The findings of a study done with the intention to explore the acceptability of peer
teaching as a teaching method at the University of New South Wales revealed that the
method was very much acceptable by the students.[13 ] At the same time, students found the method to be very effective and an approach
that could be implemented even in other settings.[13 ] Along similar lines, in the present study, it was reported that the peer teaching
session was interactive (19; 52.8%), gave equal opportunity to all students (11; 30.5%),
and that understanding and learning about the topic was made easier (16; 44.4%). All
these results indicate that during these sessions, the student gets multiple opportunities
to learn and retain the knowledge and become a better version of themselves.[13 ]
[14 ]
[15 ]
In the current study, medical students used only five learning media (viz., video,
PowerPoint presentation, white board, chalk-and-talk, and chart) to present the assigned
subtopic. However, in a study done in a medical college in Germany, among students
while reading pharmacology, a variety of learning media were used.[16 ] Similarly, the augmented reality tool was employed by students to enhance their
physical examination skills of pregnant women in Indonesia.[17 ] This could be primarily because of the fact that in our study, we restricted the
number of learning media to only five to make the entire process feasible and practical,
while that was not the case in other studies.[16 ]
[17 ]
The strength of the present study was that to ensure that small group discussion sessions
are more effective, we grouped students into further smaller groups to ensure better
collaboration between team members. Subsequently, in each group, we instructed members
to identify a leader and specify roles for each member and this was done to ensure
that all members are aware of their responsibilities and at the same time accountable.

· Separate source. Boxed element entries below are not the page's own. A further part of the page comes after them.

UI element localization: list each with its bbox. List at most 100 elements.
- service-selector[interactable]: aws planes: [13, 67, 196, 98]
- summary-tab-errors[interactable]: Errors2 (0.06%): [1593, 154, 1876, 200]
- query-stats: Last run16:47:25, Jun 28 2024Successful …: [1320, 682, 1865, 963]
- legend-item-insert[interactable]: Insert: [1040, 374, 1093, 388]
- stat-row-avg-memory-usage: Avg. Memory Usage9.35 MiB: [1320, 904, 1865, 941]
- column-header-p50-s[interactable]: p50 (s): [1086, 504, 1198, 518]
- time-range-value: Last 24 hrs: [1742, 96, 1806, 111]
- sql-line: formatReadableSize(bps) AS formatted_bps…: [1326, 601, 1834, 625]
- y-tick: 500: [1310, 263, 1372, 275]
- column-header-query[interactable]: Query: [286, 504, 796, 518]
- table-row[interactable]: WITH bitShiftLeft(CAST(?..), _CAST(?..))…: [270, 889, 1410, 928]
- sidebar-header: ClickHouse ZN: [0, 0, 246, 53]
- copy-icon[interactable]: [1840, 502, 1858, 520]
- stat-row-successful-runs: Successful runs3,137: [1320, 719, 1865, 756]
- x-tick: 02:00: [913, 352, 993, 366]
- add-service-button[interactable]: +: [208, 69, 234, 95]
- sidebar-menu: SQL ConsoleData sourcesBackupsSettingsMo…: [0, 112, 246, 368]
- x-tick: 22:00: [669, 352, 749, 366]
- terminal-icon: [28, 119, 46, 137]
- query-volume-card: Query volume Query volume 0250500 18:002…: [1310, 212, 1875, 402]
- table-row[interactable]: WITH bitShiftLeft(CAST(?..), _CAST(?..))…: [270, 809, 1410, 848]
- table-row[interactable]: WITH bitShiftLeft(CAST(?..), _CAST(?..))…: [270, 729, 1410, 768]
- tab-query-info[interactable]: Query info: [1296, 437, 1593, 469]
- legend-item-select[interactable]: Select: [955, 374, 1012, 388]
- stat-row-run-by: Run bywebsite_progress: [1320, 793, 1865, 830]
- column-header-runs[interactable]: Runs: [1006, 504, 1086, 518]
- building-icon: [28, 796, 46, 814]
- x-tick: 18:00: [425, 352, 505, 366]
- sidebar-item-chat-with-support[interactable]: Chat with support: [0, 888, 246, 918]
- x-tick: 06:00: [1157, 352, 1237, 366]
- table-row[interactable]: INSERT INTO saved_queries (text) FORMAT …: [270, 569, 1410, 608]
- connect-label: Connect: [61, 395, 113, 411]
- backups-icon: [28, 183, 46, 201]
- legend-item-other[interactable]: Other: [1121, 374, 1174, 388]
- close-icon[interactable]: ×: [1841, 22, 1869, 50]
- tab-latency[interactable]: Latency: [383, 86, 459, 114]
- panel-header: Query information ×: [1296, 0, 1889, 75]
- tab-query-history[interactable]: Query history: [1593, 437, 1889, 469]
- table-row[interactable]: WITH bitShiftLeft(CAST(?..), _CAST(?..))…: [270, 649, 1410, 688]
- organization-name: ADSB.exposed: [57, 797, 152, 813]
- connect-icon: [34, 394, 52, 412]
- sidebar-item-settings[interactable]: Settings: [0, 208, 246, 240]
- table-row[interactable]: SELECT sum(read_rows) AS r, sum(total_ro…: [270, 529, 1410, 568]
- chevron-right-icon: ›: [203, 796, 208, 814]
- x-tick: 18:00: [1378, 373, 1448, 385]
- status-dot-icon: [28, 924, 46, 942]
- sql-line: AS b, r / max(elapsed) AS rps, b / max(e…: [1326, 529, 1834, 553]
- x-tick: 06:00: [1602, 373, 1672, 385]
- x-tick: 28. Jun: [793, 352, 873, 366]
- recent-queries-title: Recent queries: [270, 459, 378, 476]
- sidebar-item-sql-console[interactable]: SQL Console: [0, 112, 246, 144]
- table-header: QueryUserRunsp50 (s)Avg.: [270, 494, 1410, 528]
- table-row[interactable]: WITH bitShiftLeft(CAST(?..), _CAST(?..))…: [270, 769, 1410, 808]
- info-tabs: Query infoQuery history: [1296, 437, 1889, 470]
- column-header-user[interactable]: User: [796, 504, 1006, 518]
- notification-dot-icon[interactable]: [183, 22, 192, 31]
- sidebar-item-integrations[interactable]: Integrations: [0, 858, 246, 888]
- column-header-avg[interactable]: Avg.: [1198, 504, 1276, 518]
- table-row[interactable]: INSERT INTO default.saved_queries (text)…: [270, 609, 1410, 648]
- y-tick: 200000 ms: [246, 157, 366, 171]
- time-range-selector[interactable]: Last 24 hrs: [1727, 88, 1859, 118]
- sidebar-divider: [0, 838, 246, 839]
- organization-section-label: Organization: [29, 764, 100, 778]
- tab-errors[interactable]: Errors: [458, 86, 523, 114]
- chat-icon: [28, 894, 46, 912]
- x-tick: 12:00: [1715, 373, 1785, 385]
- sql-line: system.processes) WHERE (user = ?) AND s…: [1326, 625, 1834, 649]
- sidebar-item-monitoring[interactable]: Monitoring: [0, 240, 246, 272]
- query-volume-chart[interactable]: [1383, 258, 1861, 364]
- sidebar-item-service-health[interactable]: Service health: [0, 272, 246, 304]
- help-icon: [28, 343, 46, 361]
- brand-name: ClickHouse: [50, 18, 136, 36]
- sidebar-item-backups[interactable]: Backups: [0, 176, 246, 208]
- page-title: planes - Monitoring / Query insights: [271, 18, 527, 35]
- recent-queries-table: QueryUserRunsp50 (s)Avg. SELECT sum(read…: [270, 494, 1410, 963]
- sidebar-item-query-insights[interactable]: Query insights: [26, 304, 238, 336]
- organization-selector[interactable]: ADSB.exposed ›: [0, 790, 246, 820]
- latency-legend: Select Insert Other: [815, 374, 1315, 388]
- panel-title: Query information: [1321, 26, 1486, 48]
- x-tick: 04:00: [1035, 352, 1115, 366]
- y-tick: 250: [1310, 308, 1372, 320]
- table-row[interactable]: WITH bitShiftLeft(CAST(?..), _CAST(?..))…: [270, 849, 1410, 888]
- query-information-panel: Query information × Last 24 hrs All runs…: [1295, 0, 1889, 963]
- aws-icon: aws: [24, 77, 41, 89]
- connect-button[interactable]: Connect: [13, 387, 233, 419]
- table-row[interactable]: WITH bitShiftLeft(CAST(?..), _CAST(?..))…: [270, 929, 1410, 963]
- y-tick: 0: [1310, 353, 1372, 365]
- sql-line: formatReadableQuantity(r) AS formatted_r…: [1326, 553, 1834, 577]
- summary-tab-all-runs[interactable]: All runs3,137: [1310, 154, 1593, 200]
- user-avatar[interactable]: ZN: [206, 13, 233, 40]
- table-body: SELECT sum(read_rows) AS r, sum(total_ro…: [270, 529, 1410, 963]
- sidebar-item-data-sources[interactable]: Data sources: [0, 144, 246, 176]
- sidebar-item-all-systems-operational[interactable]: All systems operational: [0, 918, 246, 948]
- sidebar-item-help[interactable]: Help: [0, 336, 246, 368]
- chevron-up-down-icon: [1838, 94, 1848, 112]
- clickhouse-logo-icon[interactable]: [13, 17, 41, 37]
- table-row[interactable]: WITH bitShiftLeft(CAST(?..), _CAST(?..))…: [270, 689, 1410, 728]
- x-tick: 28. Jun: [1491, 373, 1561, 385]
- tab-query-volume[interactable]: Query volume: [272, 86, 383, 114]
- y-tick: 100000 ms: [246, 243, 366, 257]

Further, it was informed to all students that whenever one group is presenting, all
the other groups must ask questions and suggest areas where the group did well and
the areas where they could have done better. This was done with an intention to promote
collaborative learning and to ensure that students receive feedback from their peers
(more readily accepted than by teachers). The study had its share of limitations,
as it was done in only a single batch of students, that too, only for a single topic,
and thus study results cannot be generalized.
Conclusion
In conclusion, peer teaching is an important and valuable method of teaching and learning
in medical education, as it promotes active learning, ensures an in-depth understanding
of the topic, improves communication skills, and even brings about improvement in
the academic performance of the students. Based on the findings of the current study,
it was concluded that peer teaching using different learning media proved to be quite
effective in the improvement of knowledge about epidemiology of hypertension, the
pros and cons of different learning media, and encouraged creativity among students.